If you do want to try a head halter to train your dog not to pull and tug, or to keep her away from dogs and people in order to prevent altercations, it’s imperative that it fit right — both for her comfort and to work properly.
A head halter most often comes with two soft, adjustable nylon straps. One goes around the nose (which is why a head halter is not for a brachycephalic dog, which has a very short nose), and the other rides high on the neck, just behind the ears (in front of the throat collar rather than under it).
The neck strap should be kept snug, with barely enough room to fit your pinky under it.

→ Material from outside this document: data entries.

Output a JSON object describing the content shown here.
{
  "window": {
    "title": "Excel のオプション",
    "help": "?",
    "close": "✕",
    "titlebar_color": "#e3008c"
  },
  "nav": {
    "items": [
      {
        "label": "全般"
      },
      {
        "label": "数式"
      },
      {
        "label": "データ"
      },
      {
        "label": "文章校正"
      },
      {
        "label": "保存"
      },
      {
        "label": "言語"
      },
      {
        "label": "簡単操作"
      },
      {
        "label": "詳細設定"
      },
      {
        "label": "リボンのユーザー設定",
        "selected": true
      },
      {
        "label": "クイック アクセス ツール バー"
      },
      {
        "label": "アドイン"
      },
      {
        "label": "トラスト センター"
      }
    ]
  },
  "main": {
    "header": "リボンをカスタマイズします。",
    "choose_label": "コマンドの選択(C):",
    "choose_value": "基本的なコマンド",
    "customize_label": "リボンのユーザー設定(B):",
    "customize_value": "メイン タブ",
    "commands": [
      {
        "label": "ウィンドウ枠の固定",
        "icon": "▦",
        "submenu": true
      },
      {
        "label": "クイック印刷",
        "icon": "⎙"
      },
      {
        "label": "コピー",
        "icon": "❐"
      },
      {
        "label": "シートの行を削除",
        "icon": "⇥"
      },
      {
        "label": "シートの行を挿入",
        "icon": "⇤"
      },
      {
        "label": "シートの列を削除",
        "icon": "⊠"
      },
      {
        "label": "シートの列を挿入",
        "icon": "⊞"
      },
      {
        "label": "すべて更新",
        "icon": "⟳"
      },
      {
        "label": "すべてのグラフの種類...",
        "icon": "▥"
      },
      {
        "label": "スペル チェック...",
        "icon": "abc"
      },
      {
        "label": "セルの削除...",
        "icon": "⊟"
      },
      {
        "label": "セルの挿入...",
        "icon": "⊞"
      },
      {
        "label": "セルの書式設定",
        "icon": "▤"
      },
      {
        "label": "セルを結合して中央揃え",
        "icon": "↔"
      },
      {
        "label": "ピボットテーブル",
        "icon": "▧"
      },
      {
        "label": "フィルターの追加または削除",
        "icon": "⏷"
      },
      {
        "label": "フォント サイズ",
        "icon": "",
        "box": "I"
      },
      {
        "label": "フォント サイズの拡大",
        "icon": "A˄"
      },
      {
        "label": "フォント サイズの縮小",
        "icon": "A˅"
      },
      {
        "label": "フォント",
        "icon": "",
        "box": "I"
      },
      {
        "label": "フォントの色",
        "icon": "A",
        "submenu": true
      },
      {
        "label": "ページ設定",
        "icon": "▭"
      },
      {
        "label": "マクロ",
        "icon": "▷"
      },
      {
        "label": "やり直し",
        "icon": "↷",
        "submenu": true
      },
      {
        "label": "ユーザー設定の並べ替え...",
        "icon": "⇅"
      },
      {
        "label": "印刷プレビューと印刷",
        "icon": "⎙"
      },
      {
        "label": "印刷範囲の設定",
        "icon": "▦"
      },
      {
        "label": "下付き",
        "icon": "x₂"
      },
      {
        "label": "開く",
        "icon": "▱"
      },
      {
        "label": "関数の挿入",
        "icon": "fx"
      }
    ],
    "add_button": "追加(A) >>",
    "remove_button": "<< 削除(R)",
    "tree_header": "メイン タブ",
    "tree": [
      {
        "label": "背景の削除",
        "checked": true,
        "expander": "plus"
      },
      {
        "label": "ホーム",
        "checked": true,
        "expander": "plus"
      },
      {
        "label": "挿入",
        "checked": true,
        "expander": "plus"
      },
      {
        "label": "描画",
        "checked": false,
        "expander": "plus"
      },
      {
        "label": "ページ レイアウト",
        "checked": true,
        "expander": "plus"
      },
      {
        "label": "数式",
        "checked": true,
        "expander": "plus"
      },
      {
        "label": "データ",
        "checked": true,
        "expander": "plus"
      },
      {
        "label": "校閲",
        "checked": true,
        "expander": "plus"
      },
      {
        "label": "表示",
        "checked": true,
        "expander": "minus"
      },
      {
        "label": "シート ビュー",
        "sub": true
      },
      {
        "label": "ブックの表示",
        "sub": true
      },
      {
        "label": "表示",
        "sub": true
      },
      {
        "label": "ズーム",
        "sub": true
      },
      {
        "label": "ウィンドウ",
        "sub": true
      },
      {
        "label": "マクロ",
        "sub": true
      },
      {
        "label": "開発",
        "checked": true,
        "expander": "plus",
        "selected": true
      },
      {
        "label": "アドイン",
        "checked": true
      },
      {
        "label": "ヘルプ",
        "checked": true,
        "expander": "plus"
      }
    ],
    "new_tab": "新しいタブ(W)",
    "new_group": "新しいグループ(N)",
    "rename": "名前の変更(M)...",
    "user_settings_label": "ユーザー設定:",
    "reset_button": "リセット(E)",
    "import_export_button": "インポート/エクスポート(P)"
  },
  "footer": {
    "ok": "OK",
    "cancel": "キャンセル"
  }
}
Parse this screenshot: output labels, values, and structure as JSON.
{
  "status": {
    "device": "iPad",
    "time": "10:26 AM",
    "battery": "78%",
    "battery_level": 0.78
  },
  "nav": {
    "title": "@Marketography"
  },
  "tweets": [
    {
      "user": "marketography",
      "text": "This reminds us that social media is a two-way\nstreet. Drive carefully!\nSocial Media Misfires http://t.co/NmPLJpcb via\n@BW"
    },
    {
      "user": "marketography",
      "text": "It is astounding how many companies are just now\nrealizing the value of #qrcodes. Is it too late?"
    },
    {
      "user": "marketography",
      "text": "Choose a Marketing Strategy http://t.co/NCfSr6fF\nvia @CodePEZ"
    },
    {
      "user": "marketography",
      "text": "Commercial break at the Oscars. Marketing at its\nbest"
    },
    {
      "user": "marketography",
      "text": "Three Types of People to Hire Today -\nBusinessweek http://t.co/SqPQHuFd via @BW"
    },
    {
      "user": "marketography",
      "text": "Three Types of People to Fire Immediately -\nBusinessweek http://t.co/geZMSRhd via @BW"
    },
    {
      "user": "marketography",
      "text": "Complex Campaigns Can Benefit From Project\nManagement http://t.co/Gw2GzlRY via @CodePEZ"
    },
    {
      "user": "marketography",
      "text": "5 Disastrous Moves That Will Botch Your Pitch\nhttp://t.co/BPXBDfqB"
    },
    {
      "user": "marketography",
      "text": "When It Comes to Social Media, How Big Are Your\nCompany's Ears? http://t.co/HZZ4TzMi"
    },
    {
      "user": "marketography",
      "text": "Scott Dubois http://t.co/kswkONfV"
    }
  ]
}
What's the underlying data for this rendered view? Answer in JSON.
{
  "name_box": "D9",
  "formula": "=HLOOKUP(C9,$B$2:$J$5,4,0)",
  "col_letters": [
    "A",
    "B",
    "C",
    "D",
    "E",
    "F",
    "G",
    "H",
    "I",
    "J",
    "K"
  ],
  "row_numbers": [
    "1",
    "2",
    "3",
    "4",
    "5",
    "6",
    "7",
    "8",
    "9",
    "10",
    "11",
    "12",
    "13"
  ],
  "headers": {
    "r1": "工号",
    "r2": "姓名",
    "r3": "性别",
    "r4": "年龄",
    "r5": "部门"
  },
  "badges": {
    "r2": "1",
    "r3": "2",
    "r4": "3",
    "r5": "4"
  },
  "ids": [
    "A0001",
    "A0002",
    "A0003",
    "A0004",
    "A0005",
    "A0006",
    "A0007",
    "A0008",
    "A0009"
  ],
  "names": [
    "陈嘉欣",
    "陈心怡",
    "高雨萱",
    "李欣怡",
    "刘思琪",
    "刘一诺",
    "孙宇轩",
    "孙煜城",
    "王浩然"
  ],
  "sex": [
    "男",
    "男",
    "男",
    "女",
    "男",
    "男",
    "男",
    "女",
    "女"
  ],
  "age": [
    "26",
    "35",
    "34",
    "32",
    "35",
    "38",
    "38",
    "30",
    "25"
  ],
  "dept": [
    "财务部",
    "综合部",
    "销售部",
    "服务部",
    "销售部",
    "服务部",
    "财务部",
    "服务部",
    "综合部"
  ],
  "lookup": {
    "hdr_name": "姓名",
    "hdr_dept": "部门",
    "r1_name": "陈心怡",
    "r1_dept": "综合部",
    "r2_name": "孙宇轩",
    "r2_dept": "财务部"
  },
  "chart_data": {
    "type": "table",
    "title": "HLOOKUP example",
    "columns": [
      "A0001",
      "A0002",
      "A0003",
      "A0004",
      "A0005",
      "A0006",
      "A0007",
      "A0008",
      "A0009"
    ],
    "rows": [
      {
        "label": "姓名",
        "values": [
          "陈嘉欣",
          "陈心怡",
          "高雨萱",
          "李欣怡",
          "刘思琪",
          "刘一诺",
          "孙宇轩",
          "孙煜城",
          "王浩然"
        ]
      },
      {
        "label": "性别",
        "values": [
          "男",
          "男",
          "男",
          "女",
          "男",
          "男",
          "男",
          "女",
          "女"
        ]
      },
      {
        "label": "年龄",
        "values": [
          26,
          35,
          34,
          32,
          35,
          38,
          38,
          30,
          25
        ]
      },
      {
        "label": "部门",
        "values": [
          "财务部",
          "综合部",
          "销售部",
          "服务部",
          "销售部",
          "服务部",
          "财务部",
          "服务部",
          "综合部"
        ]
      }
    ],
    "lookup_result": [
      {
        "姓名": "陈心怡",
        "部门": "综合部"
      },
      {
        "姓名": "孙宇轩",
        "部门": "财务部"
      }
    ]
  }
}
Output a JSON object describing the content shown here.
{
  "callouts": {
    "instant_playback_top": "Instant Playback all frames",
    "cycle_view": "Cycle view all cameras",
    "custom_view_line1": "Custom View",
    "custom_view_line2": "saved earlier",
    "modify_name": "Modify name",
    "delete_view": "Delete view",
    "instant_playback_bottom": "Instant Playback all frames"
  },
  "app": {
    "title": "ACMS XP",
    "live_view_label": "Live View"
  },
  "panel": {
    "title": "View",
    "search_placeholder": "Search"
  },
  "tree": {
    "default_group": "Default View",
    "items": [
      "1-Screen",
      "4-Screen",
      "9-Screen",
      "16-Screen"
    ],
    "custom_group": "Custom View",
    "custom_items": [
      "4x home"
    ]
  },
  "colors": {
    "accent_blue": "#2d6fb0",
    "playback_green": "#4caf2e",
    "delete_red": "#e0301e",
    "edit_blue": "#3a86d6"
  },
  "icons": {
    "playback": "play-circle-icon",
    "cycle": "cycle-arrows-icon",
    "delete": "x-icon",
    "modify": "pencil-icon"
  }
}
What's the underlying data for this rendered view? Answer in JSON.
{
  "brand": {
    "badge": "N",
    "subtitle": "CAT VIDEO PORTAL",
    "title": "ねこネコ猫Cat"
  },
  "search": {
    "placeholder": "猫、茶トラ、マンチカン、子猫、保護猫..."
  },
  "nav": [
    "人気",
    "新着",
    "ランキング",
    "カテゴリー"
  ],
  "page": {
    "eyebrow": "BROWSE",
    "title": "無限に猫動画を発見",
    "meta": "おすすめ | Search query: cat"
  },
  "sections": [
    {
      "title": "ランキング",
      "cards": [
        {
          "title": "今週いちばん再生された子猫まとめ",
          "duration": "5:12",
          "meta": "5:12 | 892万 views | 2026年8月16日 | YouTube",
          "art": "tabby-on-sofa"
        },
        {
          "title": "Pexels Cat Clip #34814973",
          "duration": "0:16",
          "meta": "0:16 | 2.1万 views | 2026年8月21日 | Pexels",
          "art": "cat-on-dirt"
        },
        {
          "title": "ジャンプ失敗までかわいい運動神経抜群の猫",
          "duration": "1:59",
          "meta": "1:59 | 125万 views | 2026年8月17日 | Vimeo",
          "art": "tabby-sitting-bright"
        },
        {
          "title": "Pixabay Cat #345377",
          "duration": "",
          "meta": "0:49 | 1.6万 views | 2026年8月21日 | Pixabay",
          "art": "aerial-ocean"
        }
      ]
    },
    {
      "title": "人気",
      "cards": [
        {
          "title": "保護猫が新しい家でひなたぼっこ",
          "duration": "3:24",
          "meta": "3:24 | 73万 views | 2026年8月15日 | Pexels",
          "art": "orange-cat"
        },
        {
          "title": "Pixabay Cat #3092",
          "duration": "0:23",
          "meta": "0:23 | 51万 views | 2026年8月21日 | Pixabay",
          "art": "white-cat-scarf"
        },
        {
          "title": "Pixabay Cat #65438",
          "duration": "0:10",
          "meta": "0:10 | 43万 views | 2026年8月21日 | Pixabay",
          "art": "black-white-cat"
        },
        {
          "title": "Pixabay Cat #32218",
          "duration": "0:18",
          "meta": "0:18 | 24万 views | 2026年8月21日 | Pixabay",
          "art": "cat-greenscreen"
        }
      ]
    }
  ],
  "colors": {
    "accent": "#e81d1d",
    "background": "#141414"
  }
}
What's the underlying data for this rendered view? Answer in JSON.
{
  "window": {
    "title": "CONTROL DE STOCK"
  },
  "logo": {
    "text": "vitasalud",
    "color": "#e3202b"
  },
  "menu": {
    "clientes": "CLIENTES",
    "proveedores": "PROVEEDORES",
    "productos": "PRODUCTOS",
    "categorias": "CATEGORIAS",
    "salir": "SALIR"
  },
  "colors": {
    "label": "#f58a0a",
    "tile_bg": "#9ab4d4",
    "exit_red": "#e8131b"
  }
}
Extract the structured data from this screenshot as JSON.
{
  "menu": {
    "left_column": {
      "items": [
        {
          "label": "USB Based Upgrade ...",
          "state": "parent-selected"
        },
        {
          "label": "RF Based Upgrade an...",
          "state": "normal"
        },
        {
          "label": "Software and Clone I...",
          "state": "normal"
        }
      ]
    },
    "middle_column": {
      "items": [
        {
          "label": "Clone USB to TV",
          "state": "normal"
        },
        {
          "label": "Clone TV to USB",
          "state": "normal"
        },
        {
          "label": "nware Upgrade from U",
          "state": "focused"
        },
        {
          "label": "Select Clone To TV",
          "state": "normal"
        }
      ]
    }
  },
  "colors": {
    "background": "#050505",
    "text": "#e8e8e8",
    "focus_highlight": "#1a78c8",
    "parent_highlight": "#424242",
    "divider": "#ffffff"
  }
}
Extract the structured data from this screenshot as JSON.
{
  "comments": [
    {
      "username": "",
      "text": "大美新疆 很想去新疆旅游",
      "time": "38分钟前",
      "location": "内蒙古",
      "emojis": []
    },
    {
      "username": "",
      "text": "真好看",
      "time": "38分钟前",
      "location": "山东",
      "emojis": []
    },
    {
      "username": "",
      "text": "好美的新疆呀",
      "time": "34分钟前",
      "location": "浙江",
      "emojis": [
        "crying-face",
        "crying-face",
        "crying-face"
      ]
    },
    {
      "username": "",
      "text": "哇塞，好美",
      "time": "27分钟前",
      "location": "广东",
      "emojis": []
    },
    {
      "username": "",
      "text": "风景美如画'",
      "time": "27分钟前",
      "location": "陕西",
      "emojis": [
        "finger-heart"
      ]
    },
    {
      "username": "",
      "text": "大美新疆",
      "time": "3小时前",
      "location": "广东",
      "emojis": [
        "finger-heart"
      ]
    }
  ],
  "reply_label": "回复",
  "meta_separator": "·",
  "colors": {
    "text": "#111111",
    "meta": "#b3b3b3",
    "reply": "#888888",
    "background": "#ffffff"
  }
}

The nose strap, on the other hand, which sits at the base of the muzzle — close to the dog’s eyes — should be kept loose enough so that the dog can eat, drink, or pant with it on.
It’s believed that the head halter works by perhaps mimicking the pressure a mother dog might apply to areas that are innately sensitized to receive signals to relax and go limp. When you gently pull upward on the leash, the neck strap tenses, and that might deliver a message like the one a puppy’s mother sends when she picks up her charge gently by the scruff of her neck to remove her from something. The puppy instinctively takes it easy and accepts being led.
Same for the gentle pressure exerted around the muzzle via the nose band. It perhaps reminds a dog of her mother’s touch. No jerking of a collar or pain is involved.